- Jim Hutchison
- Born: 16 April 1912 Rangoon, Burma
- Died: 27 December 1987 (aged 75)
- Education: Glasgow University
- Awards: FRCP, CBE
- Scientific career
- Fields: Pediatrics, childhood tuberculosis
- Workplaces: Royal Hospital for Sick Children, Glasgow, Royal Scottish Society for the Prevention of Cruelty to Children

= James Holmes Hutchison =

James Holmes Hutchison (born 16 April 1912 – died 27 December 1987) was a Scottish paediatrician and Samson Gemmell Professor of Child Heath at Glasgow University from 1961 to 1977. From 1977 onwards he was professor of child health at the University of Hong Kong. Friends knew him as Jim Hutchison.

The book Hutchison's Paediatrics was named in his honour in 2012.

==Life==
Hutchison was born in Rangoon, the son of Alexander Hutchison and his wife Catherine Holmes. His family came to Scotland in 1920. He attended the High School in Glasgow then studied medicine at Glasgow University graduating MB ChB in 1934. Hutchison served his internship in the Royal Hospital for Sick Children, Glasgow. Hutchison received his doctorate (MD) and the Bellahouston Medal in 1939.

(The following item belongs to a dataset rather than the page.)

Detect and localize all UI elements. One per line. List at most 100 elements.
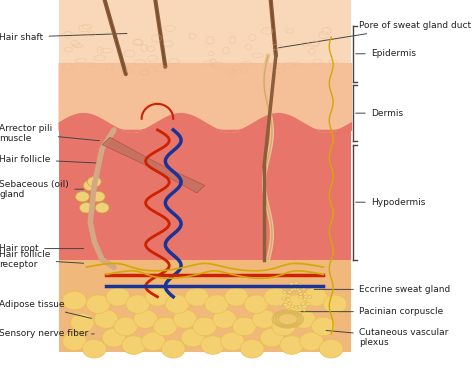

During the Second World War, he attained the rank of lieutenant colonel in the Royal Army Medical Corps, with missions in France, Algeria, Italy and Austria. He was awarded an Order of the British Empire for his medical efforts in 1945.

==Career==
Hutchison returned to the Royal Hospital for Sick children in Glasgow after the war, also accepting the Leonard Gow Lectureship in Medical Diseases of Childhood and Infancy. Hutchison specialised in tuberculosis in childhood and worked on thyroid diseases with Prof Edward McGirr.

He was President of the Royal Medico-Chirurgical Society 1958–59. In 1963 he was elected a member of the Harveian Society of Edinburgh and served as president in 1976. In 1965 he was elected a Fellow of the Royal Society of Edinburgh. His proposers were Thomas Symington, Paul Bacsich, Robert Campbell Garry, and George Montgomery. He was President of the Royal College of Physicians and Surgeons of Glasgow 1966 to 1968. He was created a Commander of the Order of the British Empire (CBE) in 1971.

Hutchison was also President of the British Paediatric Association and of the Association of Physicians of Great Britain and Ireland. He was Chairman of the Scottish Health Services Council and of the Royal Scottish Society for the Prevention of Cruelty to Children.

==Family==

He married Agnes T A Goodall (known as Ness) in 1940 shortly before his overseas posting in the war.